2018/05/03 11:22 [News and Events]The World is Looking to Fu Jen’s International MTP

“Before our students even graduate, Hokkaido University Hospital is looking to hire them,” says Director Cheng-Shu Yang of the Graduate Institute of Translation and Interpretation Studies at Fu Jen Catholic University. Director Yang explains, “We’re trying to free ourselves from the traditional focus on literary translation and conference interpreting. Translation is entering an era of global service, with business opportunities in all corners of the globe. Professional medical translators who possess cross-cultural knowledge represent a rare breed of talent, and their salaries can be up to five times that of the average translator or interpreter.”

The whole world is paying attention to the high costs and scarcity of medical resources. Compared with hospitals in North America and Europe, those in Asia are relatively inexpensive. As a result, Asia is seeing an increasing number of North Americans and Europeans coming for medical services. The International Priority Care Center at the Taiwan Adventist Hospital is staffed by only four doctors, who serve 15,000 foreign patients a year. But with just twelve translators, it’s simply not enough to meet demand. There is no scarcity of translation talent in mainland China, but international medical translation programs for these translators do not exist there. Many students from the mainland have chosen the program at Fu Jen because of its focus on internationalization.

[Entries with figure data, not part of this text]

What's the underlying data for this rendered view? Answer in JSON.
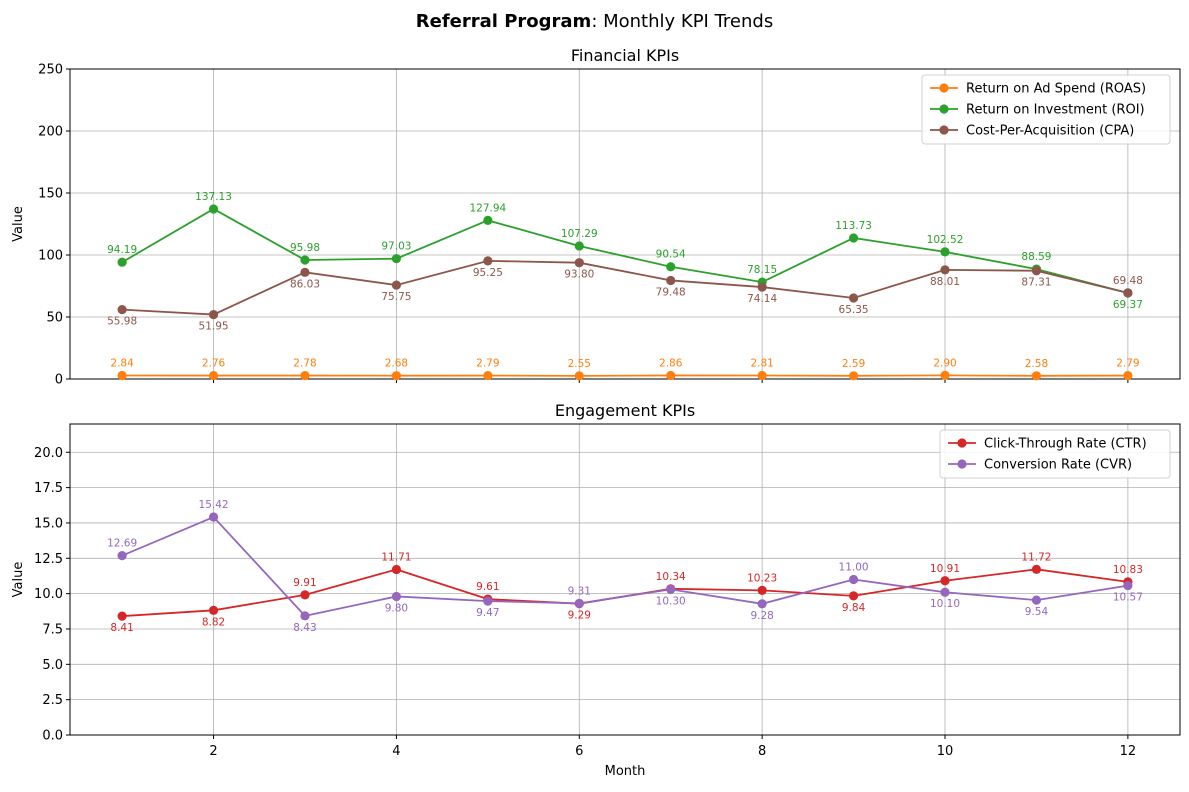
{
  "figure": {
    "title_bold": "Referral Program",
    "title_rest": ": Monthly KPI Trends"
  },
  "chart_data": [
    {
      "type": "line",
      "title": "Financial KPIs",
      "xlabel": "",
      "ylabel": "Value",
      "x": [
        1,
        2,
        3,
        4,
        5,
        6,
        7,
        8,
        9,
        10,
        11,
        12
      ],
      "xlim": [
        0.43,
        12.57
      ],
      "ylim": [
        0,
        250
      ],
      "yticks": [
        0,
        50,
        100,
        150,
        200,
        250
      ],
      "xticks": [
        2,
        4,
        6,
        8,
        10,
        12
      ],
      "grid": true,
      "legend_position": "top-right",
      "series": [
        {
          "name": "Return on Ad Spend (ROAS)",
          "color": "#ff7f0e",
          "label_pos": "above",
          "values": [
            2.84,
            2.76,
            2.78,
            2.68,
            2.79,
            2.55,
            2.86,
            2.81,
            2.59,
            2.9,
            2.58,
            2.79
          ],
          "labels": [
            "2.84",
            "2.76",
            "2.78",
            "2.68",
            "2.79",
            "2.55",
            "2.86",
            "2.81",
            "2.59",
            "2.90",
            "2.58",
            "2.79"
          ]
        },
        {
          "name": "Return on Investment (ROI)",
          "color": "#2ca02c",
          "label_pos": [
            "above",
            "above",
            "above",
            "above",
            "above",
            "above",
            "above",
            "above",
            "above",
            "above",
            "above",
            "below"
          ],
          "values": [
            94.19,
            137.13,
            95.98,
            97.03,
            127.94,
            107.29,
            90.54,
            78.15,
            113.73,
            102.52,
            88.59,
            69.37
          ],
          "labels": [
            "94.19",
            "137.13",
            "95.98",
            "97.03",
            "127.94",
            "107.29",
            "90.54",
            "78.15",
            "113.73",
            "102.52",
            "88.59",
            "69.37"
          ]
        },
        {
          "name": "Cost-Per-Acquisition (CPA)",
          "color": "#8c564b",
          "label_pos": [
            "below",
            "below",
            "below",
            "below",
            "below",
            "below",
            "below",
            "below",
            "below",
            "below",
            "below",
            "above"
          ],
          "values": [
            55.98,
            51.95,
            86.03,
            75.75,
            95.25,
            93.8,
            79.48,
            74.14,
            65.35,
            88.01,
            87.31,
            69.48
          ],
          "labels": [
            "55.98",
            "51.95",
            "86.03",
            "75.75",
            "95.25",
            "93.80",
            "79.48",
            "74.14",
            "65.35",
            "88.01",
            "87.31",
            "69.48"
          ]
        }
      ]
    },
    {
      "type": "line",
      "title": "Engagement KPIs",
      "xlabel": "Month",
      "ylabel": "Value",
      "x": [
        1,
        2,
        3,
        4,
        5,
        6,
        7,
        8,
        9,
        10,
        11,
        12
      ],
      "xlim": [
        0.43,
        12.57
      ],
      "ylim": [
        0,
        22
      ],
      "yticks": [
        0.0,
        2.5,
        5.0,
        7.5,
        10.0,
        12.5,
        15.0,
        17.5,
        20.0
      ],
      "ytick_labels": [
        "0.0",
        "2.5",
        "5.0",
        "7.5",
        "10.0",
        "12.5",
        "15.0",
        "17.5",
        "20.0"
      ],
      "xticks": [
        2,
        4,
        6,
        8,
        10,
        12
      ],
      "grid": true,
      "legend_position": "top-right",
      "series": [
        {
          "name": "Click-Through Rate (CTR)",
          "color": "#d62728",
          "label_pos": [
            "below",
            "below",
            "above",
            "above",
            "above",
            "below",
            "above",
            "above",
            "below",
            "above",
            "above",
            "above"
          ],
          "values": [
            8.41,
            8.82,
            9.91,
            11.71,
            9.61,
            9.29,
            10.34,
            10.23,
            9.84,
            10.91,
            11.72,
            10.83
          ],
          "labels": [
            "8.41",
            "8.82",
            "9.91",
            "11.71",
            "9.61",
            "9.29",
            "10.34",
            "10.23",
            "9.84",
            "10.91",
            "11.72",
            "10.83"
          ]
        },
        {
          "name": "Conversion Rate (CVR)",
          "color": "#9467bd",
          "label_pos": [
            "above",
            "above",
            "below",
            "below",
            "below",
            "above",
            "below",
            "below",
            "above",
            "below",
            "below",
            "below"
          ],
          "values": [
            12.69,
            15.42,
            8.43,
            9.8,
            9.47,
            9.31,
            10.3,
            9.28,
            11.0,
            10.1,
            9.54,
            10.57
          ],
          "labels": [
            "12.69",
            "15.42",
            "8.43",
            "9.80",
            "9.47",
            "9.31",
            "10.30",
            "9.28",
            "11.00",
            "10.10",
            "9.54",
            "10.57"
          ]
        }
      ]
    }
  ]
}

 Approximately four million Taiwanese travel to Japan each year, about forty-four thousand of whom will require emergency medical care while there. But knowledge of medicine and medical procedures is a highly specialized field; someone with only a grasp of basic Japanese probably isn’t up to communicating in a hospital setting. Japanese institutions are therefore willing to partner with Fu Jen to create training courses. The graduate institute at Fu Jen is quite unique in actively developing a program to foster such talent. Instructors include a medical professor from Hokkaido Medical University as well as Taiwanese doctors who are proficient in English and Japanese. Lectures are simultaneously interpreted for students: when speakers use Japanese, it’s interpreted into Chinese (for students in the Chinese-English module), and when lectures are in English, it’s translated into Chinese (for students in the Chinese-Japanese module). 

Do medical translators merely function as communicator between patient and medical staff? “Not at all,” responds Director Yang. Translators must be proficient in collecting information, group communication, handling administrative paperwork and writing reports, while possessing knowledge of medical services and care, international medical institutions, medical insurance, hospital signage, legal contracts, standardized knowledge, and trends within long-term care. No system to certify the quality of medical translation currently exists in Taiwan, so a student’s degree is the greatest quality guarantee. That’s why countries everywhere are looking to Fu Jen for talent.